Elizabeth Solopova, ‘The Earliest Runic Inscriptions: Problems of Language and Interpretation’

Paper presented at the British Epigraphy Society Autumn Meeting. (Brief Report by Philip Davies)

The Earliest Runic Inscriptions: Problems of Language and Interpretation

Elizabeth Solopova, Oxford, November 21st, 2009

In keeping with the theme of the British Epigraphy Society’s Autumn Colloquium, (‘Epigraphy, but not as we know it’) this interesting paper took us away from the familiar territories of the Mediterranean to consider the Runic alphabet (or, to give it its proper name, futhark) used by Scandinavian and Germanic peoples from the second century through to, in the case of Scandinavia, the early modern period. Specifically, her paper examined the difficulties of interpreting ‘older runes’, these being the futhark as extant from approximately the 2nd to the 6th centuries AD. After this the futhark entered a phase of transition, developing and diversifying into regional variations, known collectively as ‘younger runes’.

As to evidence for these ‘older runes’, we are limited to some 400 extant inscriptions. In contrast to the ‘younger runes’, ‘older runes’ appear to develop strikingly little across the geographical and chronological range of their usage, as least until the shift to the ‘younger runes’. However, their interpretation remains problematic. Inscriptions have been found of words which have defied translation, and indeed appear to be unpronounceable, such as the word ‘baijsz’, found on the Kårstad Rock in Norway. Furthermore, certain words, which appear frequently (e.g. ‘laukaz’ – leek, ‘lathu’ – invitation, ‘alu’ – ale?), seem to have a ritual significance as magic or charms, being used almost as one might the symbol of a cross. For example, we find ‘alu’ inscribed without any other words upon a gold pendant known as Djupbrunns-C, from Gotland, Sweden. If this might be said to be bordering on non-linguistic uses of letters, we must say this all the more of the Linholm ‘amulet’ from Skåne, Sweden. In this case, Solopova suggests a numerological significance for the following of a more comprehensible inscription with runes translating as ‘aaaaaaaa zzz nnn? bmu ttt: alu:’.
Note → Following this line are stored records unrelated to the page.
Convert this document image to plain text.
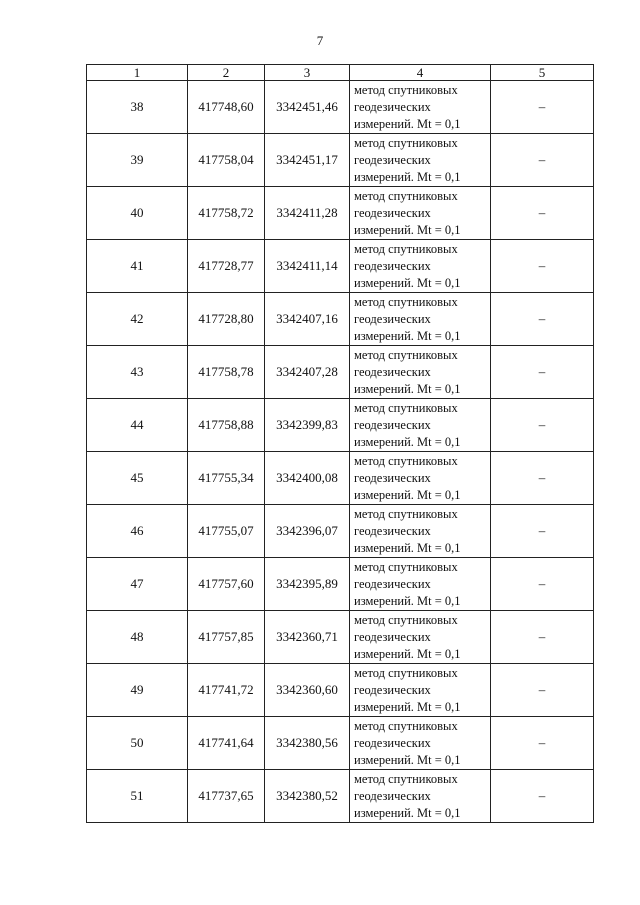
7
1	2	3	4	5
38	417748,60	3342451,46	метод спутниковых
геодезических
измерений. Mt = 0,1	–
39	417758,04	3342451,17	метод спутниковых
геодезических
измерений. Mt = 0,1	–
40	417758,72	3342411,28	метод спутниковых
геодезических
измерений. Mt = 0,1	–
41	417728,77	3342411,14	метод спутниковых
геодезических
измерений. Mt = 0,1	–
42	417728,80	3342407,16	метод спутниковых
геодезических
измерений. Mt = 0,1	–
43	417758,78	3342407,28	метод спутниковых
геодезических
измерений. Mt = 0,1	–
44	417758,88	3342399,83	метод спутниковых
геодезических
измерений. Mt = 0,1	–
45	417755,34	3342400,08	метод спутниковых
геодезических
измерений. Mt = 0,1	–
46	417755,07	3342396,07	метод спутниковых
геодезических
измерений. Mt = 0,1	–
47	417757,60	3342395,89	метод спутниковых
геодезических
измерений. Mt = 0,1	–
48	417757,85	3342360,71	метод спутниковых
геодезических
измерений. Mt = 0,1	–
49	417741,72	3342360,60	метод спутниковых
геодезических
измерений. Mt = 0,1	–
50	417741,64	3342380,56	метод спутниковых
геодезических
измерений. Mt = 0,1	–
51	417737,65	3342380,52	метод спутниковых
геодезических
измерений. Mt = 0,1	–
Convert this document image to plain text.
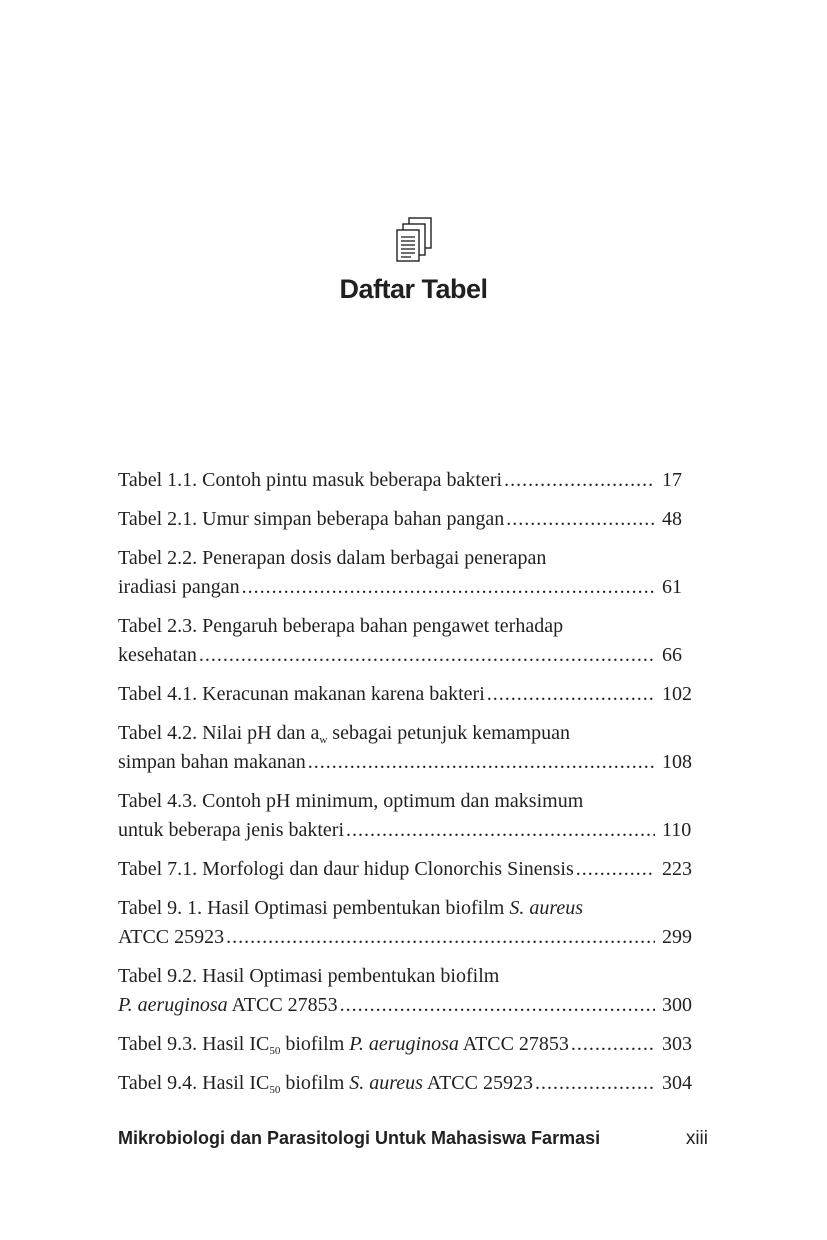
Daftar Tabel
Tabel 1.1. Contoh pintu masuk beberapa bakteri .....	17
Tabel 2.1. Umur simpan beberapa bahan pangan .....	48
Tabel 2.2. Penerapan dosis dalam berbagai penerapan
iradiasi pangan .....	61
Tabel 2.3. Pengaruh beberapa bahan pengawet terhadap
kesehatan .....	66
Tabel 4.1. Keracunan makanan karena bakteri .....	102
Tabel 4.2. Nilai pH dan $a_w$ sebagai petunjuk kemampuan
simpan bahan makanan .....	108
Tabel 4.3. Contoh pH minimum, optimum dan maksimum
untuk beberapa jenis bakteri .....	110
Tabel 7.1. Morfologi dan daur hidup Clonorchis Sinensis .....	223
Tabel 9. 1. Hasil Optimasi pembentukan biofilm S. aureus
ATCC 25923 .....	299
Tabel 9.2. Hasil Optimasi pembentukan biofilm
P. aeruginosa ATCC 27853 .....	300
Tabel 9.3. Hasil $IC_{50}$ biofilm P. aeruginosa ATCC 27853 .....	303
Tabel 9.4. Hasil $IC_{50}$ biofilm S. aureus ATCC 25923 .....	304
Mikrobiologi dan Parasitologi Untuk Mahasiswa Farmasi	xiii
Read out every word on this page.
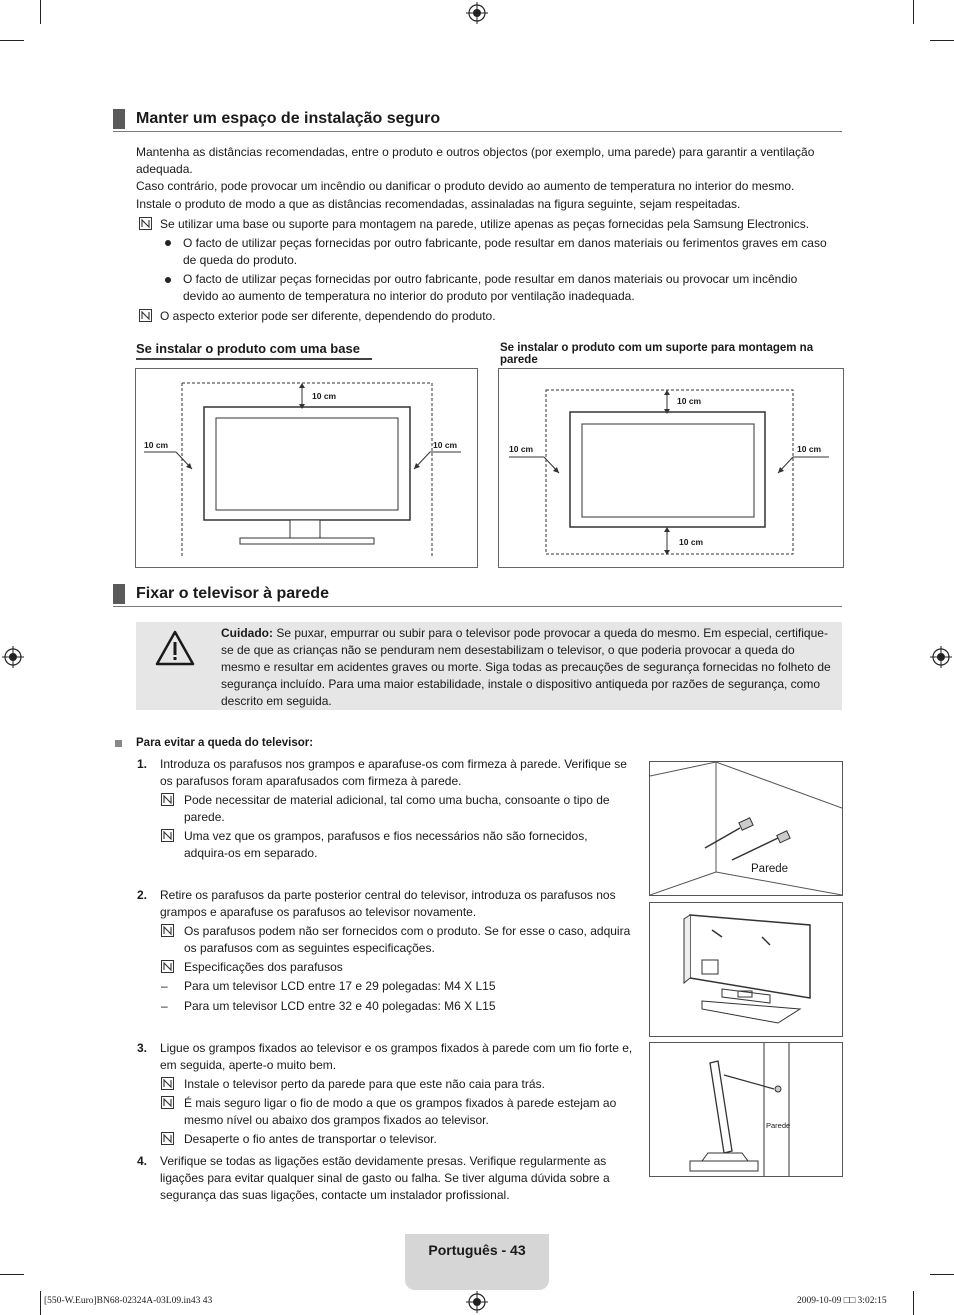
Manter um espaço de instalação seguro
Mantenha as distâncias recomendadas, entre o produto e outros objectos (por exemplo, uma parede) para garantir a ventilação adequada.
Caso contrário, pode provocar um incêndio ou danificar o produto devido ao aumento de temperatura no interior do mesmo.
Instale o produto de modo a que as distâncias recomendadas, assinaladas na figura seguinte, sejam respeitadas.
Se utilizar uma base ou suporte para montagem na parede, utilize apenas as peças fornecidas pela Samsung Electronics.
O facto de utilizar peças fornecidas por outro fabricante, pode resultar em danos materiais ou ferimentos graves em caso de queda do produto.
O facto de utilizar peças fornecidas por outro fabricante, pode resultar em danos materiais ou provocar um incêndio devido ao aumento de temperatura no interior do produto por ventilação inadequada.
O aspecto exterior pode ser diferente, dependendo do produto.
Se instalar o produto com uma base	Se instalar o produto com um suporte para montagem na parede
10 cm
10 cm	10 cm
10 cm
10 cm	10 cm
10 cm
Fixar o televisor à parede
Cuidado: Se puxar, empurrar ou subir para o televisor pode provocar a queda do mesmo. Em especial, certifique-se de que as crianças não se penduram nem desestabilizam o televisor, o que poderia provocar a queda do mesmo e resultar em acidentes graves ou morte. Siga todas as precauções de segurança fornecidas no folheto de segurança incluído. Para uma maior estabilidade, instale o dispositivo antiqueda por razões de segurança, como descrito em seguida.
Para evitar a queda do televisor:
1. Introduza os parafusos nos grampos e aparafuse-os com firmeza à parede. Verifique se os parafusos foram aparafusados com firmeza à parede.
Pode necessitar de material adicional, tal como uma bucha, consoante o tipo de parede.
Uma vez que os grampos, parafusos e fios necessários não são fornecidos, adquira-os em separado.
2. Retire os parafusos da parte posterior central do televisor, introduza os parafusos nos grampos e aparafuse os parafusos ao televisor novamente.
Os parafusos podem não ser fornecidos com o produto. Se for esse o caso, adquira os parafusos com as seguintes especificações.
Especificações dos parafusos
– Para um televisor LCD entre 17 e 29 polegadas: M4 X L15
– Para um televisor LCD entre 32 e 40 polegadas: M6 X L15
3. Ligue os grampos fixados ao televisor e os grampos fixados à parede com um fio forte e, em seguida, aperte-o muito bem.
Instale o televisor perto da parede para que este não caia para trás.
É mais seguro ligar o fio de modo a que os grampos fixados à parede estejam ao mesmo nível ou abaixo dos grampos fixados ao televisor.
Desaperte o fio antes de transportar o televisor.
4. Verifique se todas as ligações estão devidamente presas. Verifique regularmente as ligações para evitar qualquer sinal de gasto ou falha. Se tiver alguma dúvida sobre a segurança das suas ligações, contacte um instalador profissional.
Parede
Parede
Português - 43
[550-W.Euro]BN68-02324A-03L09.in43 43	2009-10-09 □□ 3:02:15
Solopova draws attention to the fact that, even where these inscriptions are comprehensible, they are most often highly formulaic, sometimes to the point of foiling interpretation. A large part of surviving inscriptions are found upon items made of metal, bone etc. Some of these are obvious in purpose, such as the inscription ‘I Hlewagastiz Holtijaz made the horn’, upon the golden horns found at Gallehus, Denmark. Others, however, are far more uncertain in their significance, such as an ankle bone from a deer, found at Caistor-by-Norwich, marked with ‘of a deer’. As to inscriptions upon stones, some formulae are self-evidently memorial in purpose, observing the pattern ‘Eyvindr raised this stone in memory of Gunnhvatr, his son’, as found on the Søgne Stone, from Vest-Agder, Norway. However, others say simply ‘Dagastiz painted runes’ (Einang Stone, Norway) or ‘I wrote runes of divine origin’ (Noleby Stone, Sweden), without any greater statement of the reason for writing these runes.

Not surprisingly, it has been suggested that runes were seen at this time as having an almost magical power, rather than simply being the writing of language. Supported by this apparent lack of linguistic development, Solopova makes the point that the introduction of the runes does not appear to have changed the oral nature of the cultures by which the runes were used. Indeed, though she acknowledges that administrative documents, and other such evidence of everyday use of the ‘older runes’, would be less likely to survive to the present day than the stone, metal and bone objects which form our evidence, the absence of any such evidence supports her argument. Rather she suggests that the futhark remained largely confined to elite groups, nobility, religious figures etc. This would also account for both the archaism and uniformity of the ‘older runes’.

Finally, building upon this, Solopova addresses the question of the origins of the futhark. It is widely agreed that similarities in letter forms and sounds indicate that the futhark was inspired by at least one of the Mediterranean languages, though Latin, Greek and Etruscan have all been suggested as the progenitor in question. At the same time, however, there is a notable difference from these alphabets in the ordering of letters within the futhark. Indeed, the term futhark derives from the first six letters of the runic alphabet (f-u-th-a-r-k). Solopova argues that this indicates a conscious effort to differentiate the futhark from whichever language, or languages, provided its inspiration. In conclusion, Solopova suggests that this was the action of an individual or small group of individuals, associating it with priestly figures, who would also have formed a large part of the ‘rune literate’ population, arguably encouraging its ongoing conservatism.